Journal of Corporate Real Estate

ISSN: 1463-001X

Publication date: 4 April 2016



Despite their growing popularity among organisations, satisfaction with activity-based work (ABW) environments is found to be below expectations. Research also suggests that workers typically do not switch frequently, or not at all, between different activity settings. Hence, the purpose of this study is to answer two main questions: Is switching behaviour related to satisfaction with ABW environments? Which factors may explain switching behaviour?


Questionnaire data provided by users of ABW environments (n = 3,189) were used to carry out ANOVA and logistic regression analyses.


Satisfaction ratings of the 4 per cent of the respondents who switched several times a day appeared to be significantly above average. Switching frequency was found to be positively related to heterogeneity of the activity profile, share of communication work and external mobility.

Practical implications

Our findings suggest that satisfaction with ABW environments might be enhanced by stimulating workers to switch more frequently. However, as strong objections against switching were observed and switching frequently does not seem to be compatible with all work patterns, this will presumably not work for everyone. Many workers are likely to be more satisfied if provided with an assigned (multifunctional) workstation.

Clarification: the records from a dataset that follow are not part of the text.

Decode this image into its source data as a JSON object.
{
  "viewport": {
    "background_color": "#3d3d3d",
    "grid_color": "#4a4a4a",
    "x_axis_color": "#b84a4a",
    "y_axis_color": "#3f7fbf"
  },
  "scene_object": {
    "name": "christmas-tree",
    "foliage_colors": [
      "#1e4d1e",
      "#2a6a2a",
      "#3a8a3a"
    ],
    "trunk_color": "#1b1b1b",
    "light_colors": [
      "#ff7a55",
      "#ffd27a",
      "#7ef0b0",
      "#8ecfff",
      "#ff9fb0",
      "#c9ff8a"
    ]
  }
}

In a large representative sample, clear evidence was found for relationships between behavioural aspects and appreciation of ABW environments that had not been studied previously.



The authors would like to thank Theo van der Voordt for his initial suggestion to undertake this study and his comments on a preliminary draft of this paper and the Center for People and Buildings for making available their database. A PhD grant awarded by the Netherlands Organisation for Scientific Research (NWO) enabled Jan Gerard Hoendervanger to work on this study.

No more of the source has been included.